While collecting various manga, the group’s founding members were taken aback to see that many of those cartoons containing stereotyped images of blacks were drawn by none other than the God of Comics.

“We admit that Tezuka displayed excellent qualities as a cartoonist,” said Toshiji Arita, vice-chairperson of ASRAB. “But that’s exactly why we became disappointed: Even he drew black people with the same stereotypes held by all Japanese. We just wanted people to realize that some of Tezuka’s cartoons contain discriminatory illustrations.”

Arita estimates that at least 20 Tezuka comics contain elements of racial prejudice against blacks.

In September 1990, the group began sending letters of protest to some of Japan’s largest publishing houses, as well as to Matsutani of Tezuka Productions. The issue was discussed between the companies and an apologetic but firm response was issued: Tezuka’s books were not deemed deliberately racist and would continue to be published with the black caricatures intact.

Frustrated by what it considered unsympathetic publishers and an apathetic vernacular press, ASRAB eventually took advantage of its connections to present its Tezuka protest directly before several high-profile institutions in the United States.

Those institutions included the Washington D.C.-based Joint Center for Political and Economic Studies; the Black Business Council; the Smithsonian Institution’s National Museum of American History; students and staff of Howard University, the prestigious black college; the New York-based Council on Interracial Books for Children; and the city of Baltimore’s Community Relations Commission, whose director, John B. Ferron, publicly called such images “an absolute insult” to blacks.

The Congressional Black Caucus, an influential group of legislators within the U.S. Congress, also recognized ASRAB’s efforts. Back home in Japan, ASRAB’s campaign was virtually unknown to the public; in the United States the group gained wide-ranging publicity and solidarity from various sectors of the black community.

Not least from the educational field. In spring 1991, two faculty members at Northern Kentucky University decided to open a U.S. branch of ASRAB to help carry on the Osaka organization’s work against racism. The faculty members are Dr. Michael Washington, director of Afro-American Studies, and Dr. Yasue Kuwahara, a communications professor from Tokyo.

Kuwahara’s devotion to the issue of racial prejudice began in 1988 when she was an assistant professor at Xavier University of Louisiana. She went there fully confident that she knew enough about American students to teach at the predominantly black university.

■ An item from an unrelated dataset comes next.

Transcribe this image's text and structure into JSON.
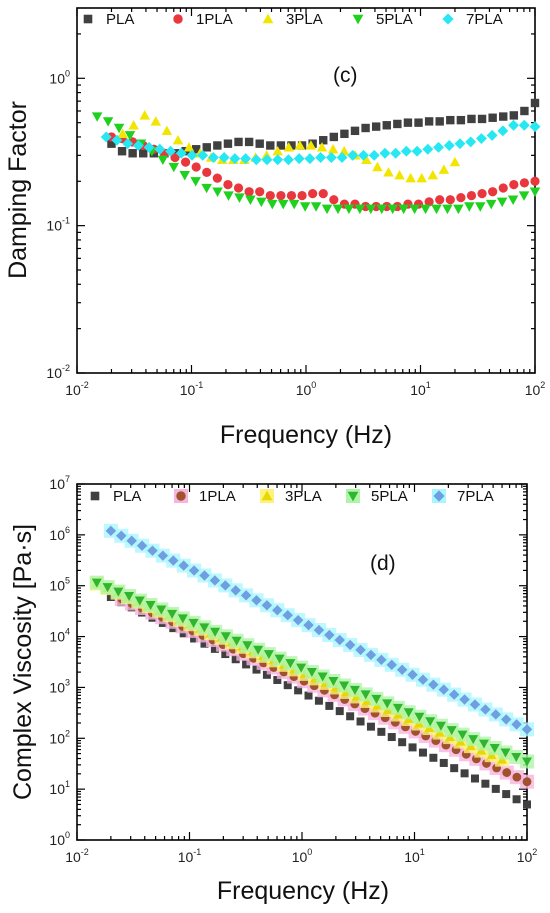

Instead, she said, like “an average Japanese person,” she discovered how little she knew about black people and culture.

The professor spent the rest of the year being educated about African-American culture by her own students, an experience that changed her life. “I made up my mind then that I would dedicate my life to the undoing of racism,” she says.

Kuwahara was instrumental in launching last year’s wide-ranging U.S. letter-writing campaign to Tezuka Productions, demanding that the Tezuka cartoons containing stereotyped images of blacks be discontinued. She says the campaign is supported by more than 200 religious, educational and peace organizations.